Where EBAA has made certain personal data public and is obliged to erase such data on any of the above grounds, EBAA shall take all reasonable steps, taking into account the available technology and the cost of implementation, to inform other controllers processing the personal data that you have requested its erasure, as far as processing is not required on any other grounds
Right to restrict processing: You may obtain restriction of processing of your personal data in any of the following cases:
- you contest the accuracy of your personal data: processing shall be restricted for a period enabling EBAA to verify the accuracy of the personal data.
- The processing is unlawful but you oppose the erasure of your personal data and request the restriction of their use instead.
- EBAA no longer needs the personal data for the purposes of our processing, but you require the personal data for the establishment, exercise or defense of legal claims.
- You have objected to the processing (see hereafter), pending verification whether the legitimate grounds of the EBAA override your rights as data subject.
Right to object processing: you have the right to object to the processing of your data for reasons relating to your particular situation and where the legal ground for processing is that the processing is necessary for the performance of a task carried out in the public interest or in the exercise of any official authority vested in us, or for the purposes of the legitimate interests pursued by us or by a third party. In case you raise an objection, EBAA shall no longer process the personal data, unless we can demonstrate compelling legitimate grounds for the processing which override your interests, rights and freedoms as the data subject, or for the establishment, exercise or defense of legal claims.
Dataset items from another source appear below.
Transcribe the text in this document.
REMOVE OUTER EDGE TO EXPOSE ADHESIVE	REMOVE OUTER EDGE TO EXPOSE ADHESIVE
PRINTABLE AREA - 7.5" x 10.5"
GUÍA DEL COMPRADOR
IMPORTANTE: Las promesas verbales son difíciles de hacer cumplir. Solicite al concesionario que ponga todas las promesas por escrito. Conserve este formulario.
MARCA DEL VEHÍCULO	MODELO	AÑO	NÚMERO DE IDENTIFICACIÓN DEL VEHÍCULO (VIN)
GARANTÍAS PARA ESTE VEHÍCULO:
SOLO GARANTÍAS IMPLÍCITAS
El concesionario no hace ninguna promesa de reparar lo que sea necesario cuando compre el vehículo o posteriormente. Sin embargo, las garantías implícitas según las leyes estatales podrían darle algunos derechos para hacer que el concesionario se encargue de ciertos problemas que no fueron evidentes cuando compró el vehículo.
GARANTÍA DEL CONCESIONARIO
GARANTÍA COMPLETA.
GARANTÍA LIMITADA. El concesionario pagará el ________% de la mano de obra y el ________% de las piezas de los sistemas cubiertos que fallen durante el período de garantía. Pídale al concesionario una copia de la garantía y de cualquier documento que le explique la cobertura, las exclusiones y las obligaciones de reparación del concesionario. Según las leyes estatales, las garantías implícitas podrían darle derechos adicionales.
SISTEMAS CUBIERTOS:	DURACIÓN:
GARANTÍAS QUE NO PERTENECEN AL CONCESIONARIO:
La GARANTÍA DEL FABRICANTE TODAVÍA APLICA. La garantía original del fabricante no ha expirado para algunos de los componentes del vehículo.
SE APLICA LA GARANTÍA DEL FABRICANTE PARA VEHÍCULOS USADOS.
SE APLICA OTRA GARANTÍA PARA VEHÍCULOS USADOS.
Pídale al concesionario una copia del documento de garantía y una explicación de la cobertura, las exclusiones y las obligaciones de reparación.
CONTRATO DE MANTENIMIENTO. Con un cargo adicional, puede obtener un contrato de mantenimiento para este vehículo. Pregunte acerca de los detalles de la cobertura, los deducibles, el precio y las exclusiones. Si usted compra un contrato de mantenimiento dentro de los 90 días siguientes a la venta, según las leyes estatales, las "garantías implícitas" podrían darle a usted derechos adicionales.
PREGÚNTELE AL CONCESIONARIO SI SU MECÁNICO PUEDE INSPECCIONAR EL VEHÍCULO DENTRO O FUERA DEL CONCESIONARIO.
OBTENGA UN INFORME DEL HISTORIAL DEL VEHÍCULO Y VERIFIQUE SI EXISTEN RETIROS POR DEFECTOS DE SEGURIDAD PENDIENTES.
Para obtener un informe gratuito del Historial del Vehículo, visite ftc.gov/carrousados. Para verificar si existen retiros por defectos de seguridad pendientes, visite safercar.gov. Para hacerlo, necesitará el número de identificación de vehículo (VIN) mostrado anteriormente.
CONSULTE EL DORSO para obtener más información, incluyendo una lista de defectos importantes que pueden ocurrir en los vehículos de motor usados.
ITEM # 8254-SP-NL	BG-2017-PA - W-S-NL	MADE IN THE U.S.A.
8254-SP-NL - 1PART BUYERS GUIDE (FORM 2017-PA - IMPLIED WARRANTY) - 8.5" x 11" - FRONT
If EBAA processes personal data for direct marketing purposes, you furthermore have the right to object at any time to processing of your personal data for this purpose. EBAA will then no longer process your data for for direct marketing purposes.
Finally, you have the right, on grounds relating to your particular situation, to object to processing of your personal data by EBAA for scientific, historical research or statistical purposes, unless the processing is necessary for the performance of a task carried out for reasons of public interest.
Data portability: you have the right to receive your personal data that has been provided to EBAA in a structured, commonly used and machine-readable format. You may transmit or have those data transmitted to another controller without hindrance from EBAA, as long as the processing is based on consent or on a contract, and is carried out by automated means, as long as the processing is not necessary for the performance of a task carried out in the public interest or in the exercise of official authority vested in EBAA.
You have the right to lodge a complaint if you consider that EBAA’s processing of your personal data constitutes a violation of applicable data protection laws. The complaint may be lodged with the supervisory authority of the member state of your residence, place of employment or the place of the alleged infringement.
We recommend that you check back frequently to see if changes have been made.